Детство
Шрифт:
Подчиняясь чопорному укладу рейснеровской жизни, я ходил в крахмальных воротничках и манжетах готовил уроки — единственный раз за всю мою жизнь я хорошо учился, по-новому начал осмысливать книги, прочитанные в отцовской библиотеке, не просто перечитывая их, но уже самостоятельно пытаясь оценить и разобраться в груде сырого материала. Однако вея эта чопорность и «сознательность» не мешали мне оставаться десяти-одиннадцатилетним мальчишкой. Совершенно особое удовольствие доставляло мне окно, разбитое камнем, пущенным рукою в сияющей манжете, еще приятнее было хулиганить, оставаясь хорошо и чисто одетым. И если раньше я не терпел подчиненной роли в детских играх, то теперь появилась душевная необходимость быть зачинщиком. Наконец во мне появилось самое главное: то, чем я живу и теперь, я стал писать
9
Вечером, прежде чем я ложился спать, мы все собирались за большим обеденным столом. Редкий гость, из «посвященных», скромно присаживался на венском стуле, все внимание сосредоточивая на том, чтобы случайно не закапать белоснежной скатерти. Михаил Андреевич пил чай с молоком, внимательно держа в руках широкий серебряный подстаканник. Лариса — сидела строгая, прямая, опустив ресницы, и молчаливо царствовала. Игорь первый заводил разговор — о литературе, о театре, о политике, — из соседней комнаты могло показаться, что это говорит взрослый человек.

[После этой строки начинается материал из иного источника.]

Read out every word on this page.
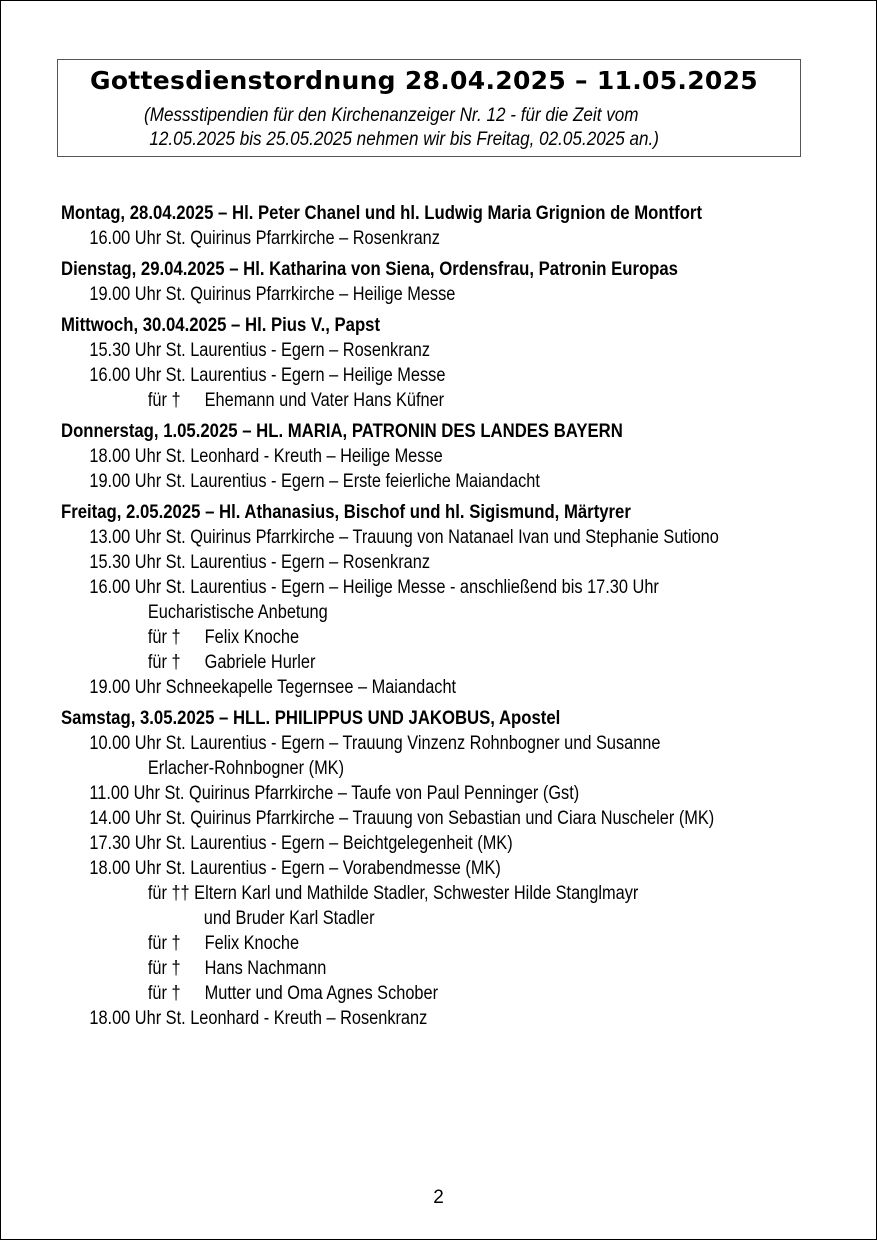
Gottesdienstordnung 28.04.2025 – 11.05.2025
(Messstipendien für den Kirchenanzeiger Nr. 12 - für die Zeit vom
12.05.2025 bis 25.05.2025 nehmen wir bis Freitag, 02.05.2025 an.)
Montag, 28.04.2025 – Hl. Peter Chanel und hl. Ludwig Maria Grignion de Montfort
16.00 Uhr St. Quirinus Pfarrkirche – Rosenkranz
Dienstag, 29.04.2025 – Hl. Katharina von Siena, Ordensfrau, Patronin Europas
19.00 Uhr St. Quirinus Pfarrkirche – Heilige Messe
Mittwoch, 30.04.2025 – Hl. Pius V., Papst
15.30 Uhr St. Laurentius - Egern – Rosenkranz
16.00 Uhr St. Laurentius - Egern – Heilige Messe
für † Ehemann und Vater Hans Küfner
Donnerstag, 1.05.2025 – HL. MARIA, PATRONIN DES LANDES BAYERN
18.00 Uhr St. Leonhard - Kreuth – Heilige Messe
19.00 Uhr St. Laurentius - Egern – Erste feierliche Maiandacht
Freitag, 2.05.2025 – Hl. Athanasius, Bischof und hl. Sigismund, Märtyrer
13.00 Uhr St. Quirinus Pfarrkirche – Trauung von Natanael Ivan und Stephanie Sutiono
15.30 Uhr St. Laurentius - Egern – Rosenkranz
16.00 Uhr St. Laurentius - Egern – Heilige Messe - anschließend bis 17.30 Uhr
Eucharistische Anbetung
für † Felix Knoche
für † Gabriele Hurler
19.00 Uhr Schneekapelle Tegernsee – Maiandacht
Samstag, 3.05.2025 – HLL. PHILIPPUS UND JAKOBUS, Apostel
10.00 Uhr St. Laurentius - Egern – Trauung Vinzenz Rohnbogner und Susanne
Erlacher-Rohnbogner (MK)
11.00 Uhr St. Quirinus Pfarrkirche – Taufe von Paul Penninger (Gst)
14.00 Uhr St. Quirinus Pfarrkirche – Trauung von Sebastian und Ciara Nuscheler (MK)
17.30 Uhr St. Laurentius - Egern – Beichtgelegenheit (MK)
18.00 Uhr St. Laurentius - Egern – Vorabendmesse (MK)
für †† Eltern Karl und Mathilde Stadler, Schwester Hilde Stanglmayr
und Bruder Karl Stadler
für † Felix Knoche
für † Hans Nachmann
für † Mutter und Oma Agnes Schober
18.00 Uhr St. Leonhard - Kreuth – Rosenkranz
2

Он начинал жестикулировать — его темпераменту было чуждо внешнее спокойствие Ларисы. Екатерина Александровна неодобрительно смотрела на взлетающие руки сына, на его слишком быстро красневшее от возбуждения лицо, но вскоре не выдерживала и сама вмешивалась в разговор. Иногда своим мягким, «бархатным» голосом вставлял замечание Михаил Андреевич. Внезапно подняв ресницы и на мгновение озарив весь стол зеленоватым сиянием своих прекрасных глаз, произносила афоризм Лариса — всегда неглупый, но немного вычурный и как будто придуманный заранее. Гость, немного пообвыкнув, наконец принимал участие в общем разговоре. Внезапно и стремительно вмешивалась Екатерина Александровна — несколько сухих и очень умных фраз, и от доводов гостя обыкновенно ничего не оставалось. Гость пытался защищаться, но вот неосторожное движение — и папиросный пепел падал на стол, ложась уродливым пятном на накрахмаленную скатерть. Гость сразу скисал, но никто из сидящих вокруг, конечно, не обращал внимания на его неловкость, и разговор продолжался, всегда интересный и немного неестественный, как будто все действующие лица находились не у себя в столовой, а на эстраде и все говорилось для невидимой, присутствовавшей там, в темноте, многочисленной публики.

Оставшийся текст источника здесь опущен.